Investigations by the five-member team of ballistic and explosive experts from the National Bomb Data Centre, which arrived in Bangalore on Friday night, indicate that the devices were prepared and planted intelligently. The findings, which have been accessed by HT, reveal that though the bombs were of low intensity, they had been assembled from locally available substances.

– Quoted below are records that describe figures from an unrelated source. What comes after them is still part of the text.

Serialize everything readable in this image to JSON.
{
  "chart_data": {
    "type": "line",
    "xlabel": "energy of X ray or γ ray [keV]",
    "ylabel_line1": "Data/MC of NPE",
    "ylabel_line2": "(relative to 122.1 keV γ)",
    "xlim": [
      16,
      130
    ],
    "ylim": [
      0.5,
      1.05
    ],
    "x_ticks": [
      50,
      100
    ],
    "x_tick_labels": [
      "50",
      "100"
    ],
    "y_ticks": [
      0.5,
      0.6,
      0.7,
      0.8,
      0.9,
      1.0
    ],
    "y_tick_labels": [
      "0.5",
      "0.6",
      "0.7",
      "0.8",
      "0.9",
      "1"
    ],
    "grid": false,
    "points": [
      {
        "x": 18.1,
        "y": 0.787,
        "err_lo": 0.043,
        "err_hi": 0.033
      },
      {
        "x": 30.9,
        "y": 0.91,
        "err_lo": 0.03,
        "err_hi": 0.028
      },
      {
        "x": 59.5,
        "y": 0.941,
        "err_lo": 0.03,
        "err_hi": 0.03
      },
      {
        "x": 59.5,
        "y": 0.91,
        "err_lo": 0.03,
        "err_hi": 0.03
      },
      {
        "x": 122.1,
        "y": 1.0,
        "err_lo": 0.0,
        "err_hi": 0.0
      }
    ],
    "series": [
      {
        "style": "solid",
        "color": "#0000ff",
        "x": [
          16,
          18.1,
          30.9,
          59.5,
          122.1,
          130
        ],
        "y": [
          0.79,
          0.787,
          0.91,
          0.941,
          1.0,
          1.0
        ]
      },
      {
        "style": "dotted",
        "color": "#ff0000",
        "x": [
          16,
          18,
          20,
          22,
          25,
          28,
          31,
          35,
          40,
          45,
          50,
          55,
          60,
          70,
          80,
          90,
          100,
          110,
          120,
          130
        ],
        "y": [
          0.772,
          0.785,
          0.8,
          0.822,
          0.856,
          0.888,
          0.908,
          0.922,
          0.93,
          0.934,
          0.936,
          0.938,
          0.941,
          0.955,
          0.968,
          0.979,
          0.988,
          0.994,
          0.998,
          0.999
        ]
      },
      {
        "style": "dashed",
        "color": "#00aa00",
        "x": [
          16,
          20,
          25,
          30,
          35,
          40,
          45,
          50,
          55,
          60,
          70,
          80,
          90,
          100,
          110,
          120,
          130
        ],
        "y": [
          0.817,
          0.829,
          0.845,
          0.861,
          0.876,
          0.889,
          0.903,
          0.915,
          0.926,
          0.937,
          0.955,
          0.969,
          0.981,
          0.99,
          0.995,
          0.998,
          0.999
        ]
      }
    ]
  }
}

“The devices are all the same,” confirmed Bangalore Police Commissioner Shankar Mahadev Bidari.
The investigators have, however, refuted earlier reports of the use of a mixture of ammonium nitrate and fuel oil, technically termed as AN/FO, based on the examination of the unexploded bomb found at Koramangala.
“We have not yet found traces of ammonium nitrate. AN/FO is a high-intensity explosive, and had it been used the casualties would have been much higher. Here, a low-intensity explosive has been used intelligently to create panic and not kill people like in Hyderabad and Jaipur,” said one of the investigators. “A decade back, cadres of the Peoples War Group were known to be using this kind of explosives in this part of the country.”
They bomb squad has also refuted any similarity between the devices used here and in Hyderabad and Jaipur.
The police probe is moving along two primary routes: the Hyderabad connection, and establishing the identities of the three people who planted the bombs.
As first reported by HT on Friday, police officials confirmed that they will be closely investigating Mohammed Muqeemudin Yasir and his brother Raziauddin Nazir, as both are suspected to have links with terrorists in Karnataka. Yasir, who was arrested on July 15, has confessed to have taken LeT operatives to Karnataka and arranged safe houses for them. Before he was arrested on January 29, Nazir is known to have recruited operatives from the state and arranged training camps in the forests around Hubli.
After the unexploded bomb was recovered, witnesses told the police they had seen a young man in a red T-shirt and denims plant something around 10.30am.